I don’t know what distinction is being drawn here. You probably need an example to illustrate.
Once you eliminate the requirement that the manager be a practicing scientist, the roles will become filled with people who like managing, and are good at politics, rather than doing science. I’m surprised this is controversial. There is a reason the chair of academic departments is almost always a rotating prof in the department, rather than a permanent administrator. (Note: “was once a professor” is not considered sufficient to prevent this. Rather, profs understand that serving as chair for a couple years before rotating back into research is an unpleasant but necessary duty.)
We see this with doctors too. As the US medical system consolidates, and private practices are squeezed to a tiny and tinier fraction of docs, slowly but surely all the docs become employees of hospitals and the people in charge are MBA-types. Some of them have MDs, and once practiced medicine, but they specialize in management and they don’t come back.

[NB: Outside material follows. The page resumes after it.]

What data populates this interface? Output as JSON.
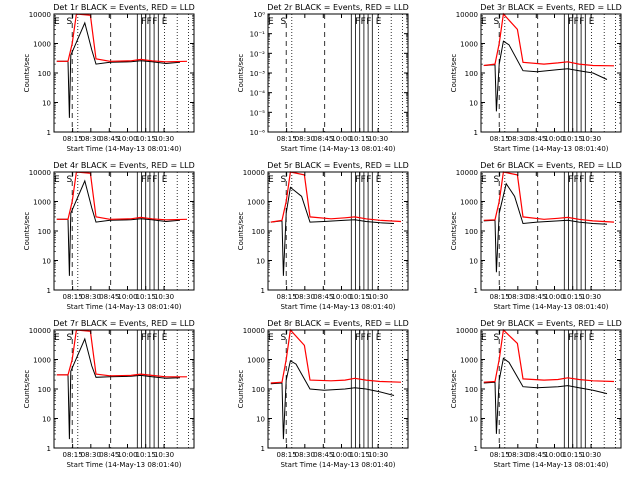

You can of course argue that the downside is worth the benefits. But the existence and size of the downside are pretty clear from history, and need to be addressed in such a system.
Letting people specialize as “science managers” sounds in practice like transferring the reins from scientists to MBAs, as was much maligned at Boeing. Similarly, having grants distributed by people who aren’t practicing scientists sounds like a great way to avoid professional financial retaliation and replace it with politicians setting the direction of funding.
To be clear, we mean that in the short-term we expect to be able to desk-reject low-quality submissions by hand, whether AI-generated or otherwise. We never want to publish it, and we expect to mostly spare reviewers having to read it. The open question is how quickly we will need to develop automated tools to maintain these standard without putting undue burden on our editors.